Teen Ink MagazineSpring 2017 Magazines
In feel, look and layout, Teen Ink resembles an alternative newspaper more than a magazine. The content, though, is a carefully vetted collection of solid writing on a wide array of subjects written by and for its teen audience. Not just one or two submissions, but the whole thing, and the strength of the work (non-fiction, mostly, but also fiction, art and poetry) is impressive.
Contributions are timely and succinct. One recent issue was college-themed, and included a handful of award-winning application essays, plus a thoughtful piece on taking a gap year. And subject matter is consistently unique and interesting.
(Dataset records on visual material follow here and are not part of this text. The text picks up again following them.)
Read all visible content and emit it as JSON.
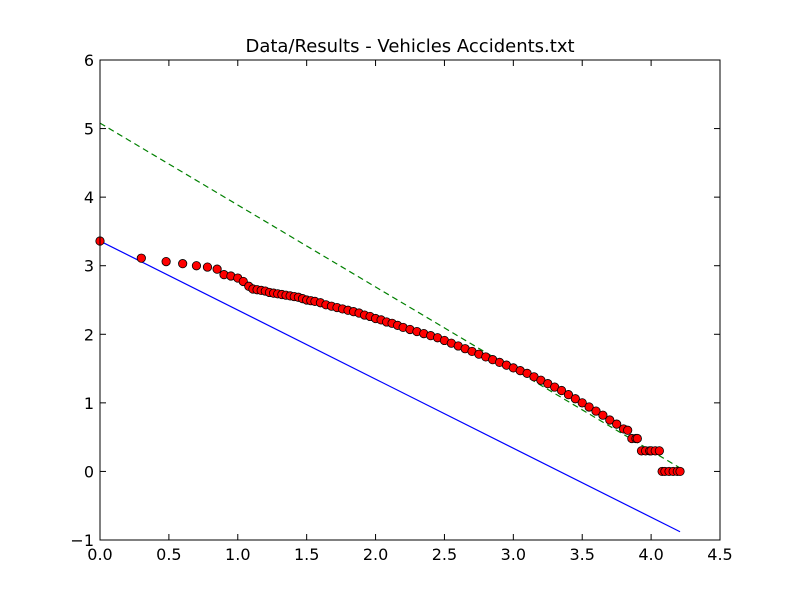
{
  "chart_data": {
    "type": "scatter",
    "title": "Data/Results - Vehicles Accidents.txt",
    "xlabel": "",
    "ylabel": "",
    "xlim": [
      0,
      4.5
    ],
    "ylim": [
      -1,
      6
    ],
    "xticks": [
      0,
      0.5,
      1,
      1.5,
      2,
      2.5,
      3,
      3.5,
      4,
      4.5
    ],
    "xtick_labels": [
      "0.0",
      "0.5",
      "1.0",
      "1.5",
      "2.0",
      "2.5",
      "3.0",
      "3.5",
      "4.0",
      "4.5"
    ],
    "yticks": [
      -1,
      0,
      1,
      2,
      3,
      4,
      5,
      6
    ],
    "ytick_labels": [
      "−1",
      "0",
      "1",
      "2",
      "3",
      "4",
      "5",
      "6"
    ],
    "grid": false,
    "legend": null,
    "colors": {
      "points_fill": "#ff0000",
      "points_edge": "#000000",
      "solid_line": "#0000ff",
      "dashed_line": "#008000"
    },
    "lines": [
      {
        "style": "solid",
        "color": "#0000ff",
        "x": [
          0,
          4.21
        ],
        "y": [
          3.36,
          -0.88
        ]
      },
      {
        "style": "dashed",
        "color": "#008000",
        "x": [
          0,
          4.21
        ],
        "y": [
          5.08,
          0.05
        ]
      }
    ],
    "series": [
      {
        "x": [
          0.0,
          0.3,
          0.48,
          0.6,
          0.7,
          0.78,
          0.85,
          0.9,
          0.95,
          1.0,
          1.04,
          1.08,
          1.11,
          1.14,
          1.17,
          1.2,
          1.23,
          1.26,
          1.29,
          1.32,
          1.35,
          1.38,
          1.41,
          1.44,
          1.47,
          1.5,
          1.53,
          1.56,
          1.6,
          1.64,
          1.68,
          1.72,
          1.76,
          1.8,
          1.84,
          1.88,
          1.92,
          1.96,
          2.0,
          2.04,
          2.08,
          2.12,
          2.16,
          2.2,
          2.25,
          2.3,
          2.35,
          2.4,
          2.45,
          2.5,
          2.55,
          2.6,
          2.65,
          2.7,
          2.75,
          2.8,
          2.85,
          2.9,
          2.95,
          3.0,
          3.05,
          3.1,
          3.15,
          3.2,
          3.25,
          3.3,
          3.35,
          3.4,
          3.45,
          3.5,
          3.55,
          3.6,
          3.65,
          3.7,
          3.75,
          3.8,
          3.83,
          3.86,
          3.89,
          3.9,
          3.93,
          3.96,
          3.99,
          4.0,
          4.03,
          4.06,
          4.08,
          4.1,
          4.13,
          4.16,
          4.19,
          4.21
        ],
        "y": [
          3.36,
          3.11,
          3.06,
          3.03,
          3.0,
          2.98,
          2.95,
          2.87,
          2.85,
          2.82,
          2.77,
          2.7,
          2.66,
          2.65,
          2.64,
          2.63,
          2.61,
          2.6,
          2.59,
          2.58,
          2.57,
          2.56,
          2.55,
          2.54,
          2.52,
          2.5,
          2.49,
          2.48,
          2.46,
          2.43,
          2.41,
          2.39,
          2.37,
          2.35,
          2.33,
          2.31,
          2.28,
          2.26,
          2.23,
          2.21,
          2.18,
          2.16,
          2.13,
          2.1,
          2.07,
          2.04,
          2.01,
          1.98,
          1.95,
          1.91,
          1.87,
          1.83,
          1.79,
          1.75,
          1.71,
          1.67,
          1.63,
          1.59,
          1.55,
          1.51,
          1.47,
          1.43,
          1.38,
          1.33,
          1.28,
          1.23,
          1.18,
          1.12,
          1.06,
          1.0,
          0.94,
          0.88,
          0.82,
          0.75,
          0.69,
          0.62,
          0.6,
          0.48,
          0.48,
          0.48,
          0.3,
          0.3,
          0.3,
          0.3,
          0.3,
          0.3,
          0.0,
          0.0,
          0.0,
          0.0,
          0.0,
          0.0
        ]
      }
    ]
  }
}
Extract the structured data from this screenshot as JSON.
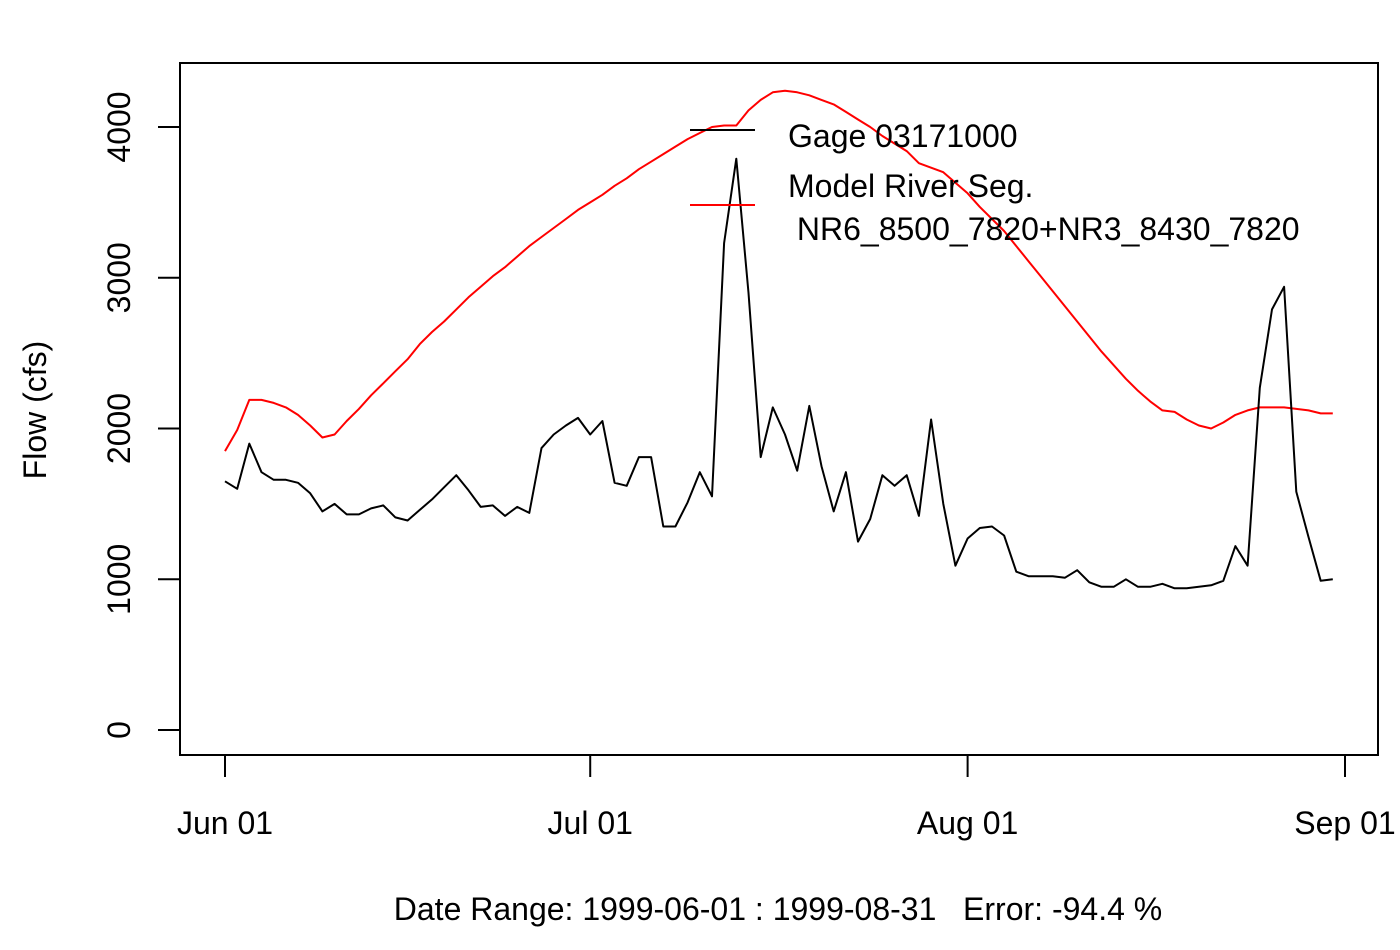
{
  "chart_data": {
    "type": "line",
    "title": "",
    "xlabel": "Date Range: 1999-06-01 : 1999-08-31   Error: -94.4 %",
    "ylabel": "Flow (cfs)",
    "x_start": "1999-06-01",
    "x_end": "1999-08-31",
    "xlim": [
      "1999-06-01",
      "1999-09-01"
    ],
    "ylim": [
      -150,
      4400
    ],
    "x_ticks": [
      {
        "date": "1999-06-01",
        "label": "Jun 01"
      },
      {
        "date": "1999-07-01",
        "label": "Jul 01"
      },
      {
        "date": "1999-08-01",
        "label": "Aug 01"
      },
      {
        "date": "1999-09-01",
        "label": "Sep 01"
      }
    ],
    "y_ticks": [
      0,
      1000,
      2000,
      3000,
      4000
    ],
    "grid": false,
    "legend_position": "top-right",
    "series": [
      {
        "name": "Gage 03171000",
        "color": "#000000",
        "values": [
          1650,
          1600,
          1900,
          1710,
          1660,
          1660,
          1640,
          1570,
          1450,
          1500,
          1430,
          1430,
          1470,
          1490,
          1410,
          1390,
          1460,
          1530,
          1610,
          1690,
          1590,
          1480,
          1490,
          1420,
          1480,
          1440,
          1870,
          1960,
          2020,
          2070,
          1960,
          2050,
          1640,
          1620,
          1810,
          1810,
          1350,
          1350,
          1510,
          1710,
          1550,
          3230,
          3790,
          2900,
          1810,
          2140,
          1960,
          1720,
          2150,
          1750,
          1450,
          1710,
          1250,
          1400,
          1690,
          1620,
          1690,
          1420,
          2060,
          1500,
          1090,
          1270,
          1340,
          1350,
          1290,
          1050,
          1020,
          1020,
          1020,
          1010,
          1060,
          980,
          950,
          950,
          1000,
          950,
          950,
          970,
          940,
          940,
          950,
          960,
          990,
          1220,
          1090,
          2270,
          2790,
          2940,
          1580,
          1280,
          990,
          1000
        ]
      },
      {
        "name": "Model River Seg.",
        "name_line2": " NR6_8500_7820+NR3_8430_7820",
        "color": "#ff0000",
        "values": [
          1850,
          1990,
          2190,
          2190,
          2170,
          2140,
          2090,
          2020,
          1940,
          1960,
          2050,
          2130,
          2220,
          2300,
          2380,
          2460,
          2560,
          2640,
          2710,
          2790,
          2870,
          2940,
          3010,
          3070,
          3140,
          3210,
          3270,
          3330,
          3390,
          3450,
          3500,
          3550,
          3610,
          3660,
          3720,
          3770,
          3820,
          3870,
          3920,
          3960,
          4000,
          4010,
          4010,
          4110,
          4180,
          4230,
          4240,
          4230,
          4210,
          4180,
          4150,
          4100,
          4050,
          4000,
          3940,
          3890,
          3840,
          3760,
          3730,
          3700,
          3630,
          3560,
          3470,
          3390,
          3310,
          3210,
          3110,
          3010,
          2910,
          2810,
          2710,
          2610,
          2510,
          2420,
          2330,
          2250,
          2180,
          2120,
          2110,
          2060,
          2020,
          2000,
          2040,
          2090,
          2120,
          2140,
          2140,
          2140,
          2130,
          2120,
          2100,
          2100
        ]
      }
    ]
  }
}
A contribution by a teen with synesthesia, introduced me to a fascinating condition involving color and word associations that I might otherwise have never known about.
The Reviews (books, movies and music) section is impressive not only in size, but variety. Imagine reading a review of a 1975 Patti Smith album, the animated version of The Little Prince, and A Moveable Feast all in one place from three different writers. That's what you'll get here.
Teen Ink's dated look (black and white newsprint, low resolution and sparse color) might seem hokey to young readers used to the slick compact polish of digital which many magazines likewise mimic - but others might find it an appealingly retro. Either way, there are plenty of gems within. The diversity of its writers in terms of geographical, ethnic and socioeconomic points of view - is refreshing and reflected in the content, which is key to its appeal.